The Capture of Mecca in 1813 took place several days after the Ottoman Capture of Jeddah in the First Campaign of the Ottoman–Wahhabi war.

==Capture==
Mustafa Bey, the brother-in-law of Muhammad Ali Pasha advanced after taking Medina with a force of a thousand cavalry and five hundred infantry.

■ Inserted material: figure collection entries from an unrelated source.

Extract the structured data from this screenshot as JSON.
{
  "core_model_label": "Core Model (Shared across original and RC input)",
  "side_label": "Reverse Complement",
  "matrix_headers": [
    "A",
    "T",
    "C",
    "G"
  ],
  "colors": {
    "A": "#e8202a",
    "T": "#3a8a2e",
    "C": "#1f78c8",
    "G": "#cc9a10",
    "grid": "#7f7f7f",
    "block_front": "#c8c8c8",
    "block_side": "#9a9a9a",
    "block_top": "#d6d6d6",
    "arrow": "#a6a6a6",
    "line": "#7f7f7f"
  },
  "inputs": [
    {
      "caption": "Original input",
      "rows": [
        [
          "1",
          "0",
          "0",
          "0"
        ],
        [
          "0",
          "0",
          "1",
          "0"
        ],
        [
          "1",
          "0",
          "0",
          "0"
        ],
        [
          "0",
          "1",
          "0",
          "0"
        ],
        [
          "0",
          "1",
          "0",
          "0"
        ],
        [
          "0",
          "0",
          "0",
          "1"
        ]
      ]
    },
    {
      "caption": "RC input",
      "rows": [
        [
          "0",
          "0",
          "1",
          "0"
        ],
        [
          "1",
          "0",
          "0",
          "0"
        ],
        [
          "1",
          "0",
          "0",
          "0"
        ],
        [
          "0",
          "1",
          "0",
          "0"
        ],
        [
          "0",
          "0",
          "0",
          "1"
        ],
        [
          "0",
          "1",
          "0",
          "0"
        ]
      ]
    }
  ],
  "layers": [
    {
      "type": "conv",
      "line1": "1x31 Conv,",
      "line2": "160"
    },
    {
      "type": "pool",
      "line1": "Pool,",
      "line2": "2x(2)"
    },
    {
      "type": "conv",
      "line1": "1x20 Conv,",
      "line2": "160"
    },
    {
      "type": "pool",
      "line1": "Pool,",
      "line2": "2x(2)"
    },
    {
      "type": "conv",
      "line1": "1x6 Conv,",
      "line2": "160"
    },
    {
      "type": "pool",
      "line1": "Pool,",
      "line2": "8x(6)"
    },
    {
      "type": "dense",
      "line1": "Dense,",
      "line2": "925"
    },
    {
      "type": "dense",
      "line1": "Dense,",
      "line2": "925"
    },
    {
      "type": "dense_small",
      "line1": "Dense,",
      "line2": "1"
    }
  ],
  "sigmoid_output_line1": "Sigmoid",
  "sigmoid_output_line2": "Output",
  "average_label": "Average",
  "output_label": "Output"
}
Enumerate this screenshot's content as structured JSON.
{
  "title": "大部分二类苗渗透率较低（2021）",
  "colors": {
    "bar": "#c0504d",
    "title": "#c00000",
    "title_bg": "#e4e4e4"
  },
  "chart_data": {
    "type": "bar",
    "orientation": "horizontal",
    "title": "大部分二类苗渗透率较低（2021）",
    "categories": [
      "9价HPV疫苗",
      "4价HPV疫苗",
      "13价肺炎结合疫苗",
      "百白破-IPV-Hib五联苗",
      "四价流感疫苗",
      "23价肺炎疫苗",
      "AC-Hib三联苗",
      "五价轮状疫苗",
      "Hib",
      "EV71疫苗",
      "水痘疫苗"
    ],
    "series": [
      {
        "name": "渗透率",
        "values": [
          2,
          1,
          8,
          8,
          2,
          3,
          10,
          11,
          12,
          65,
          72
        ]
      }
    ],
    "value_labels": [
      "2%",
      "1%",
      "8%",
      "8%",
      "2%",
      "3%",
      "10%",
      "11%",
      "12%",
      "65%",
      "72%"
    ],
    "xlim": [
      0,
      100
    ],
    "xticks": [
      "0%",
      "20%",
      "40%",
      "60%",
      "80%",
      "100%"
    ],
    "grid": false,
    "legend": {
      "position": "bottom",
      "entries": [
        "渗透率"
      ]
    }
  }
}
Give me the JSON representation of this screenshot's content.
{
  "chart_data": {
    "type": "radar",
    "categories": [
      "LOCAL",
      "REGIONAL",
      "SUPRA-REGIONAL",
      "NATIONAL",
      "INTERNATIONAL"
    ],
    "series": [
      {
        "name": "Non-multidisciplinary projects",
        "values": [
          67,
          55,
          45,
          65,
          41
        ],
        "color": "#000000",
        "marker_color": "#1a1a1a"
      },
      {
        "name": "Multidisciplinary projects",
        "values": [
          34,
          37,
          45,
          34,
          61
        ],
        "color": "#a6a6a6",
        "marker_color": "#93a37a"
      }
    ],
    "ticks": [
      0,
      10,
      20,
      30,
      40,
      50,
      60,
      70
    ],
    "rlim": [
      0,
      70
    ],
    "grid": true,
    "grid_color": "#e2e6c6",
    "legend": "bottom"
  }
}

Meccan Sharif Ghalib ibn Musa'id wanted an end to Wahhabi rule. He preferred Ottoman rule and sent messages to Mustafa Bey, inviting him to his emirate. Saud bin Abdulaziz Al Saud's General, Uthman Al-Medhyafi, met the Ottoman forces but discovered didn't have sufficient strength to resist them. He retreated towards Taif. A few hours before Mustafa Bey's forces recaptured Mecca, he declaired an amnesty for the inhabitants of Mecca. Ghalib then joined forces, around a thousand Arabs and black slaves, with the Ottomans.

==Aftermath==
After the capture of Mecca and Jeddah, news quickly reached Cairo and celebrations were held for five days. Ottoman forces captured Taif a week after Mecca on 29 January after very minor battles.